Since the first reports of EGFR-targeted therapy in HNSCC, it has been known that EGFR expression is needed for cetuximab response, although EGFR expression does not predict response. Our data suggest that combined treatments of a MET inhibitor and cetuximab may be cumulative, and therefore dual blocking of EGFR and HGF/MET pathways could be a reasonable therapeutic option for clinical practice. Among the various options for inhibiting MET, most efforts concern to the use of small molecule inhibitors of MET, or antibody inhibitors of MET or its ligand, HGF [50].

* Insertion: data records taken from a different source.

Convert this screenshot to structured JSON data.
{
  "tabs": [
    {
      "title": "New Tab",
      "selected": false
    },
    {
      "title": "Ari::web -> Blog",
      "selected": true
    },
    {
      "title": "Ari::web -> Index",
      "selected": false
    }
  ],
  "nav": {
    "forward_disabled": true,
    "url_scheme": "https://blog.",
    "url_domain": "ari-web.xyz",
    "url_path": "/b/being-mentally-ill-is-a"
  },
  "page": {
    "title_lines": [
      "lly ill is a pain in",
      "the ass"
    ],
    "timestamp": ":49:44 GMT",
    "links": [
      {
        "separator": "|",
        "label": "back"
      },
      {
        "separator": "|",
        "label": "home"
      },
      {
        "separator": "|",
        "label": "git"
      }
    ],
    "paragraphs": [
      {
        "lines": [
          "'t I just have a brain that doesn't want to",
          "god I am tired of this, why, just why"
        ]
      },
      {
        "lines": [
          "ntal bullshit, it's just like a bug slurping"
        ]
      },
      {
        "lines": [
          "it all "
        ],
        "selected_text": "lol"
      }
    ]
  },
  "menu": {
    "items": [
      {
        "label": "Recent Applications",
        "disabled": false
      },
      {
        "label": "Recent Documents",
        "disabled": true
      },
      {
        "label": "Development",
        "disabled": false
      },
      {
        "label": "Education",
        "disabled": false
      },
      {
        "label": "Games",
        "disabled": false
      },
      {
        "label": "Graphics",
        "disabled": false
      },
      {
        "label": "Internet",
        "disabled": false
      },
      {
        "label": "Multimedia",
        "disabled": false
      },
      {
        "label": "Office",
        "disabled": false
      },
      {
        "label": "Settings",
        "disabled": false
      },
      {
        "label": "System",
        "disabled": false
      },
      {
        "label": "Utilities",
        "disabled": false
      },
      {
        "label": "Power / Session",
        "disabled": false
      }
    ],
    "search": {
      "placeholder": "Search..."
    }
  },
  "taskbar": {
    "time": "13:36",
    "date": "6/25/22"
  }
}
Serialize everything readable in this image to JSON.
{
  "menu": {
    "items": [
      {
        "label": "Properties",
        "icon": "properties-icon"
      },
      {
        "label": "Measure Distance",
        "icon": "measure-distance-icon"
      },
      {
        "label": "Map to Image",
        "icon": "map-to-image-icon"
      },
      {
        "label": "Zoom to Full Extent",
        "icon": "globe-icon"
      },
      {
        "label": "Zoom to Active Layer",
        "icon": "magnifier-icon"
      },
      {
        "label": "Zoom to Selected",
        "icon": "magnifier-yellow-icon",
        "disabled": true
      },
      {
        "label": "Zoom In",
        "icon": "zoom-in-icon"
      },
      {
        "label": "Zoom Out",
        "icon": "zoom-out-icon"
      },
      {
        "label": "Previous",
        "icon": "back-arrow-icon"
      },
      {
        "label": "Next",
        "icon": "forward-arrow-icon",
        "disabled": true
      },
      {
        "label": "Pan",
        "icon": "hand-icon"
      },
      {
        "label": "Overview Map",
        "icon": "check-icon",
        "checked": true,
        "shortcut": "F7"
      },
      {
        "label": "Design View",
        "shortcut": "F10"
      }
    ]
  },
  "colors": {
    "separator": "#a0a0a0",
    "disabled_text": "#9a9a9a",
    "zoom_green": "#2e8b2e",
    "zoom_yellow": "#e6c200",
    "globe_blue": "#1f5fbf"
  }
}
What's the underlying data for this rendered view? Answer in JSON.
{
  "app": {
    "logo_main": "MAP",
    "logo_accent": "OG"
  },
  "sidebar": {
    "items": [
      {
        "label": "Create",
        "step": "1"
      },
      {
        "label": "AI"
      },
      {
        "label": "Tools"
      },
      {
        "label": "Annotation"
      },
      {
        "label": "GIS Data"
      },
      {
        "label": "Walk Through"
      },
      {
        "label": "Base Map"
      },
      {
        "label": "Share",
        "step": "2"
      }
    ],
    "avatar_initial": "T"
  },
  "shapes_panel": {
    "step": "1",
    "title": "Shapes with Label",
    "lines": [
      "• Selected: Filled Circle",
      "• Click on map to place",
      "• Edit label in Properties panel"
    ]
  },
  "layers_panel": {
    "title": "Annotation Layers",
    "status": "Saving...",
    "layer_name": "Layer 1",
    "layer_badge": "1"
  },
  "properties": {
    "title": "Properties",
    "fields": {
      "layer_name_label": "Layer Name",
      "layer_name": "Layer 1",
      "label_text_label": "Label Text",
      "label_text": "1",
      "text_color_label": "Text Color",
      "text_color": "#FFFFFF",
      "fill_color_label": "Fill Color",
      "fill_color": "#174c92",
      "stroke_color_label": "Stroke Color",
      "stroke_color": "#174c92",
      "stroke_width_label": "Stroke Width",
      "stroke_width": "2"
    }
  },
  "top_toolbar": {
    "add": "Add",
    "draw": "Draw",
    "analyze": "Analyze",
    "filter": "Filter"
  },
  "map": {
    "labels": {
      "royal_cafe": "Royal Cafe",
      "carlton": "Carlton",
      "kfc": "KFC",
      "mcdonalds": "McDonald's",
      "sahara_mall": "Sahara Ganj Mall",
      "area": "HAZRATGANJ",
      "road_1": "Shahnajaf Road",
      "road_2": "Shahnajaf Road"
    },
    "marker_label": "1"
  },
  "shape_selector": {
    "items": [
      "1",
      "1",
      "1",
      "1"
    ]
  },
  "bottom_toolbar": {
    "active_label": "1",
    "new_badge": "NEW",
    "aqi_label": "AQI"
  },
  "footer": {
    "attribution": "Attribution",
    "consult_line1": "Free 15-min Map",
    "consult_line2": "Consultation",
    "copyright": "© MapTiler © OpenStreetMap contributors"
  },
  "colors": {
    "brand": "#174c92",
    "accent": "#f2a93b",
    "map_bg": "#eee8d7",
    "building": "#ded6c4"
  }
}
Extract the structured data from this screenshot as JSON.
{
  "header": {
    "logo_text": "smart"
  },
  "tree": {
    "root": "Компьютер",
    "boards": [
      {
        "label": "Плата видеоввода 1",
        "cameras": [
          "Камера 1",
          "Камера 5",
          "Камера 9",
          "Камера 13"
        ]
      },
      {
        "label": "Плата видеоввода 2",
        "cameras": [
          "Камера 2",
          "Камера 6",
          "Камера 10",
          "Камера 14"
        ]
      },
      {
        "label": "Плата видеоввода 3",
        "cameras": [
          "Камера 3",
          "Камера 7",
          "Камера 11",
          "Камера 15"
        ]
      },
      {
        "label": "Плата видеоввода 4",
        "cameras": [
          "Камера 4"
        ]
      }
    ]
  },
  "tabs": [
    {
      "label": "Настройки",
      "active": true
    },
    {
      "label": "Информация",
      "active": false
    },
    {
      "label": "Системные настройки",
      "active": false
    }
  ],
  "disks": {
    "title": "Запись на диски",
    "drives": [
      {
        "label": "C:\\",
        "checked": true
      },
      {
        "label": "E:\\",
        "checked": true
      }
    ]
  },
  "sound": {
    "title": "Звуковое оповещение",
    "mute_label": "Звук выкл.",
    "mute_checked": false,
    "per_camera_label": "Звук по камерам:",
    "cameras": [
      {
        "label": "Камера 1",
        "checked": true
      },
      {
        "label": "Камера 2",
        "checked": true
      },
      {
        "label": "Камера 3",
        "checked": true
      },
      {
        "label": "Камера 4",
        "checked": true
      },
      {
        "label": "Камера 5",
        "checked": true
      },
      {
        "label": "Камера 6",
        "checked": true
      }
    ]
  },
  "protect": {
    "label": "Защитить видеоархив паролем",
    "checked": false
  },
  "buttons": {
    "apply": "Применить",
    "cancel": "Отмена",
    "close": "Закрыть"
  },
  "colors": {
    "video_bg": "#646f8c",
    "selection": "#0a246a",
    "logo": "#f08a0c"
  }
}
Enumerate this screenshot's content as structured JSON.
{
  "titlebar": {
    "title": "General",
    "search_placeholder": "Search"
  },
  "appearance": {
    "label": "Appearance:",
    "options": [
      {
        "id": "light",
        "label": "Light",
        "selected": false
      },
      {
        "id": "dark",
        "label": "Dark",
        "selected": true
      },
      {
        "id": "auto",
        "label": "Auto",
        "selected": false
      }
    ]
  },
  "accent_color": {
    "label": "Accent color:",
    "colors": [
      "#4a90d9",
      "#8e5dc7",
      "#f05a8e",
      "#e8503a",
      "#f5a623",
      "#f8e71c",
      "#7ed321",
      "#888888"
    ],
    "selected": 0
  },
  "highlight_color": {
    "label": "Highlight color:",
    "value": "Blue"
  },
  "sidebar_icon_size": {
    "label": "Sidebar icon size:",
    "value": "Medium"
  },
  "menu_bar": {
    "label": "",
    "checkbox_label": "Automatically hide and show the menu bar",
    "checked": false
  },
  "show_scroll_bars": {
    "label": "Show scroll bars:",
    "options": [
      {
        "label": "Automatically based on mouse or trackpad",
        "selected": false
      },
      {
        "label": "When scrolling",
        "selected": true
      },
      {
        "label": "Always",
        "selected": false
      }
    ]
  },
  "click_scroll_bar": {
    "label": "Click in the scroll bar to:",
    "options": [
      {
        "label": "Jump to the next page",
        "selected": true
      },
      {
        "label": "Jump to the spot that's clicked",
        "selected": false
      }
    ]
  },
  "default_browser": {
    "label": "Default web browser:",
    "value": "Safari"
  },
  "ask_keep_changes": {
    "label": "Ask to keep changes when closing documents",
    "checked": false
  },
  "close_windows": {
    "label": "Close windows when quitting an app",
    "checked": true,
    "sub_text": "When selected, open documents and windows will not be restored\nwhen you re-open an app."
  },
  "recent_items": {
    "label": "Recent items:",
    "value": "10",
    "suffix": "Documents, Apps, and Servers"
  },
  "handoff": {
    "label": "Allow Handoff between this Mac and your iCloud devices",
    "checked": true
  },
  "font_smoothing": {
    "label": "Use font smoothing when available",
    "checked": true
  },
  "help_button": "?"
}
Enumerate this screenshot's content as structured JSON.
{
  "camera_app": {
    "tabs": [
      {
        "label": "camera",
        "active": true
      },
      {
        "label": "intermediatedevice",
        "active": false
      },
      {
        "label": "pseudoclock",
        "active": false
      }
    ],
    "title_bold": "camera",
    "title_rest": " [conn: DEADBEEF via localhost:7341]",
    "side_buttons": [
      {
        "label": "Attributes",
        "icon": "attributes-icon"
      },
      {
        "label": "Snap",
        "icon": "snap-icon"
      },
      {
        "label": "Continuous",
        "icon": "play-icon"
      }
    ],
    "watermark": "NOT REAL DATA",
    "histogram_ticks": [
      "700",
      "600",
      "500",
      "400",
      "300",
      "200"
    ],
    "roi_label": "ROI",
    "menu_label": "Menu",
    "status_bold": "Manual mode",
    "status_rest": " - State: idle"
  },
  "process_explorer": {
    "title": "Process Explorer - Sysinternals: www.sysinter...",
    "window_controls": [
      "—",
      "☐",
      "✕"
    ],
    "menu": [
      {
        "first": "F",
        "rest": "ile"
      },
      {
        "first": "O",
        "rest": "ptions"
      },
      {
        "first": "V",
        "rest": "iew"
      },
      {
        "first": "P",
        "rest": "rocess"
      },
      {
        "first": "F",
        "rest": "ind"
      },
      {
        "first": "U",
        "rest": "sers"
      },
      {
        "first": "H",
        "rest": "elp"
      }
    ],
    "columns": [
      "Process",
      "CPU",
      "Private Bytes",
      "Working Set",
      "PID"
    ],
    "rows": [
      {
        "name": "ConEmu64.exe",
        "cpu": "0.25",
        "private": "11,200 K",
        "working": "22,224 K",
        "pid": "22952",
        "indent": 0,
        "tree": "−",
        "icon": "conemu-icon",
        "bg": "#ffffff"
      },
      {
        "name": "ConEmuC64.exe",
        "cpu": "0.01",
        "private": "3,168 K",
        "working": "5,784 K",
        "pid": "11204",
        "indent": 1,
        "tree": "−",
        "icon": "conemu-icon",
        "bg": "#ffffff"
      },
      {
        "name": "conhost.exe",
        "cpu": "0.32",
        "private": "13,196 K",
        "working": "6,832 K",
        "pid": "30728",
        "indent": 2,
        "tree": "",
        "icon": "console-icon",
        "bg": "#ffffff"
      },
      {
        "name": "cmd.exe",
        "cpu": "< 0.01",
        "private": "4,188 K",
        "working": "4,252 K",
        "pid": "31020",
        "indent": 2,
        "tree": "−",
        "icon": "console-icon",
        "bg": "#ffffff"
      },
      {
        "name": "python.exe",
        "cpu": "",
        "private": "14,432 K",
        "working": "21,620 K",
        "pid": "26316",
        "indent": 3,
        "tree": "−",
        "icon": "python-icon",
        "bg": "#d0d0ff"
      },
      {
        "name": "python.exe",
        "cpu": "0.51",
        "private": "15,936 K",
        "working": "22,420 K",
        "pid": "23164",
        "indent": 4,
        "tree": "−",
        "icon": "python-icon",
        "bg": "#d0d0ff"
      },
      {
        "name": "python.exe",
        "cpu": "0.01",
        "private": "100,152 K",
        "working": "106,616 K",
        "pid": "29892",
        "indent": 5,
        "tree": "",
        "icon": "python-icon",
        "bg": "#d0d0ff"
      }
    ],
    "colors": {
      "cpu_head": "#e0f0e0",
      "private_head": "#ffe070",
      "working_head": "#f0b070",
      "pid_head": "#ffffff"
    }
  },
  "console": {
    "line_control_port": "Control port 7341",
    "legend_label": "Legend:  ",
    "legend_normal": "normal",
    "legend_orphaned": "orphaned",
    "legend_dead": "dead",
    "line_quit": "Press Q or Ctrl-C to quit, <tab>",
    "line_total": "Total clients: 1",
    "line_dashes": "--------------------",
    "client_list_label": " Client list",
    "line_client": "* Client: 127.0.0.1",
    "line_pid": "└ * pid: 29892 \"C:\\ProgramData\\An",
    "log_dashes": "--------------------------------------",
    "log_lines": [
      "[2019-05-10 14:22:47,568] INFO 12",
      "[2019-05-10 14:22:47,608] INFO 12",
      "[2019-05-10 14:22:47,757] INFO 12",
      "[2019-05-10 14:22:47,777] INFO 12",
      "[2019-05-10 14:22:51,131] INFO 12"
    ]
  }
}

Due to the limited number of patients in our study and the fact that our analysis did not include a validation cohort, we must assume the conclusions as a preliminary indication of the role of the HGF/MET pathway regarding cetuximab resistance in HNSCC. We have confirmed that the pathway is overexpressed and overactivated in HNSCC patients. This activation of MET is constitutive in those patients with MET gene amplification, while HGF overexpression is required for MET activation in non-amplified cases. In recurrent/metastatic HNSCC patients, MET and p-MET overexpression are associated with poor outcome, and phosphorylation of MET is considered an independent prognostic factor in these patients. Finally, and in accordance with previous suggestions in different cancer types, we propose that the HGF/MET pathway might act as a primary resistance mechanism for EGFR inhibitors. The absence of a correlation between HGF/MET pathway activity and outcome in the control group is a significant finding that reinforces this hypothesis. Consequently, we would contemplate a dual blocking of both routes, in a combination therapy of EGFR and HGF/MET tyrosine-kinase inhibitors, for those patients with recurrent or metastatic HNSCC.